Cataract surgery is very common in the United States, with more than 3 million Americans electing to have the procedure each year. With advances in technique and technology, including laser-assisted surgery, cataract surgery is now faster and more effective than ever, both in terms of the procedure itself and patient recovery.

Diagnosis and Scheduling

If you get regular eye exams from a comprehensive vision care practice, your eye doctor will likely identify cataract development long before symptoms require surgery. Cataract progress will be monitored closely over time. In some cases, patients live with slow-developing cataracts for years before they noticeably impact daily life. Eventually, however, all cataracts require surgery to correct.

When the time is right, you can review your surgical options with your eye physician and schedule your surgery. Depending on availability, the time from decision to procedure is generally less than a few weeks.

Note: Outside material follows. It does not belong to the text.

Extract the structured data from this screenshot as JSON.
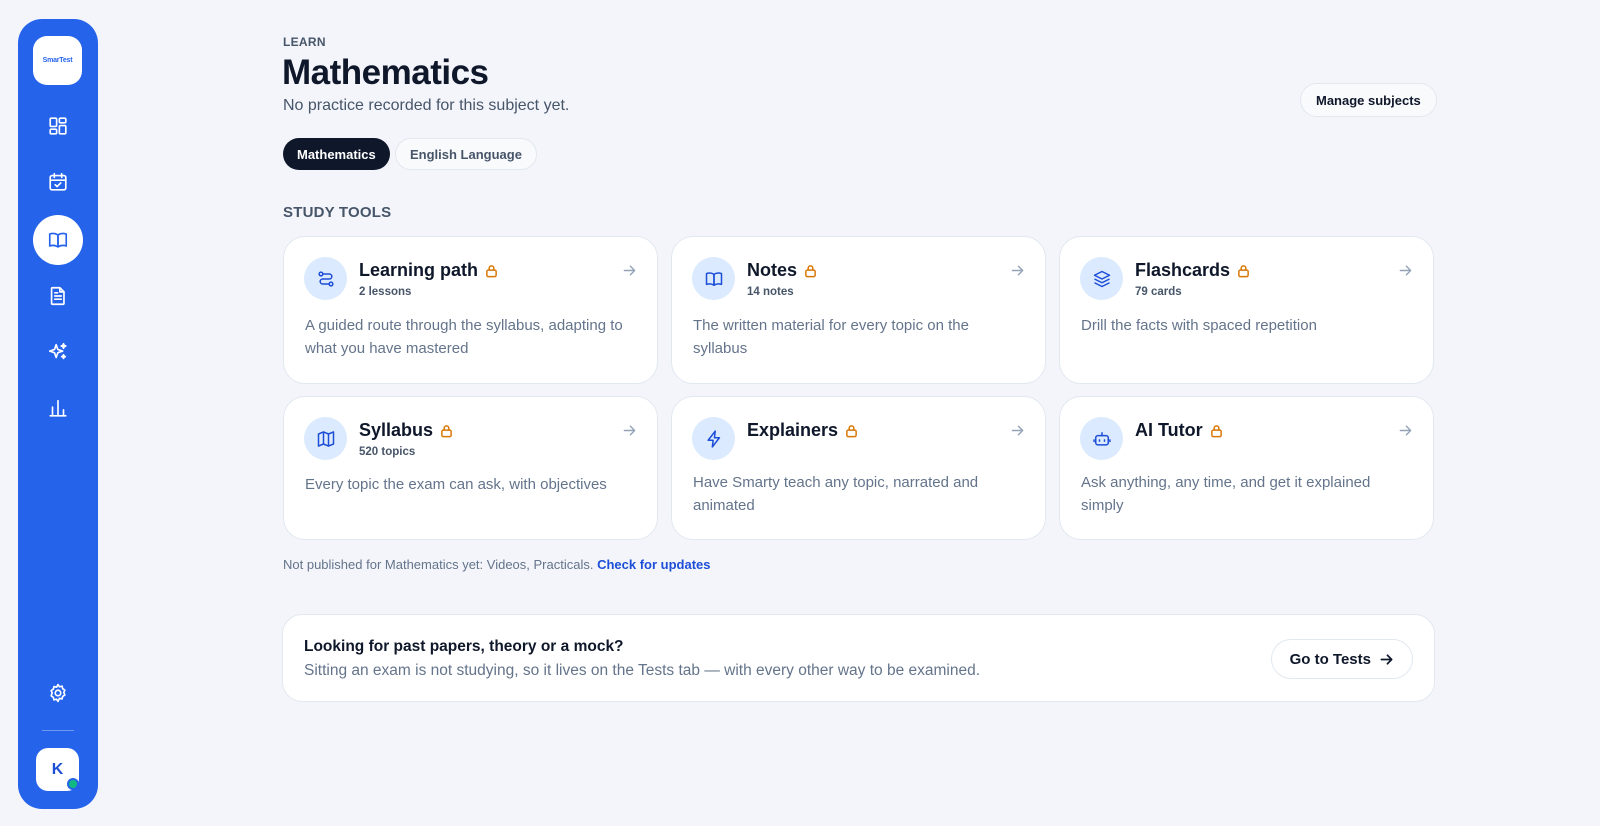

Cataract Surgery Procedure

You’ll likely be asked to arrive at the eye surgery center early in the morning on the day of your procedure. You will complete some paperwork and be prepped for surgery. Assuming you choose laser-assisted cataract surgery, once inside the operating room, the surgeon will use the computer to precisely map your eye’s surfaces. This takes very little time. A laser will then be used to make a tiny incision. The old, damaged lens is broken up and removed, and a new artificial lens implanted. The whole procedure takes just a few minutes. 

Of course, it’s always far more important to complete the procedure effectively than quickly, so that will be your eye surgeon’s focus.

Recovery Time

Immediately following surgery, you will spend about 30-60 minutes in a recovery room to allow your eye(s) to adjust. Many patients report improved vision before even leaving the recovery room. Still, you will need someone to drive you home. It’s recommended that most patients wear an eye shield on-and-off for a few days. Depending on how quickly your eyes adjust, and in lieu of any complications, you may see clearly within a few hours or it may take a week or two.